Rio also warned its guidance remained subject to the emergence of new covid variants. It is facing a major shift on February 5 when WA’s hard border opens up, potentially alleviating skilled labour issues but bringing the prospect of production shutdowns from Covid outbreaks and isolation requirements.

“Our guidance assumes development of the pandemic does not lead to government-imposed restrictions and widespread protracted cases related to new highly contagious variants with high severity, which could result in a significant number of our production critical workforce and contractor base being unable to work due to illness and/or isolation requirements,” Rio said.

“This risk extends to prolonged interruption of service from a key partner or supplier which could lead to severely constrained operational activity of a key asset or project. This risk is exacerbated globally by tight labour markets and supply chain delays.”

 

Jadar start date back to 2027

Rio has pushed back the proposed start date for saleable production from its US$2.4 billion Jadar lithium mine in Serbia to no earlier than 2027 after protests in the country led to delays in the approval of its exploitation field licence.

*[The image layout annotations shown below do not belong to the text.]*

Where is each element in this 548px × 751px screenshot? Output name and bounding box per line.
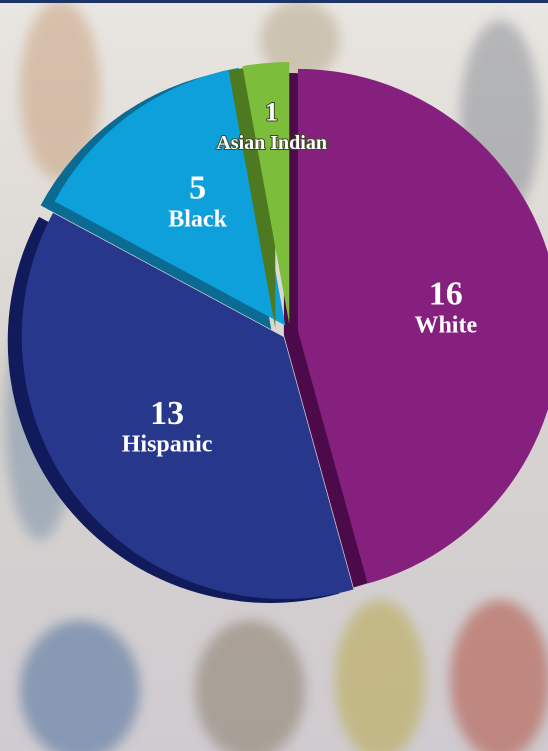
- value-label: 5: [189, 170, 206, 207]
- slice: [297, 68, 548, 584]
- value-label: 16: [429, 276, 463, 313]
- slice: [21, 212, 354, 599]
- slice: [242, 62, 290, 325]
- category-label: Asian Indian: [216, 132, 327, 154]
- category-label: Hispanic: [122, 432, 213, 458]
- slice: [54, 67, 286, 326]
- value-label: 13: [150, 395, 184, 432]
- category-label: White: [414, 312, 477, 338]
- top-border: [0, 0, 548, 3]
- background-figures: [5, 0, 548, 751]
- value-label: 1: [265, 97, 278, 126]
- category-label: Black: [168, 206, 227, 232]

The licence is a prerequisite to publish its environmental impact assessment and begin consultation on the development.

“Based on current estimates and subject to receiving all relevant approvals, permits and licences, first saleable production is expected to be no earlier than 2027 (previously 2026),” Rio said.

“The Feasibility Study and the EIA Studies are progressing. We fully understand the concerns amongst some Serbian stakeholders about environmental impacts and we will continue to engage to demonstrate the project has developed mitigation solutions in the project plan.”

On a more positive note for Rio, it has commenced drilling and sent out an EoI for construction and early development works on its long-delayed Simandou mine in Guinea, where an investment decision is expected this year.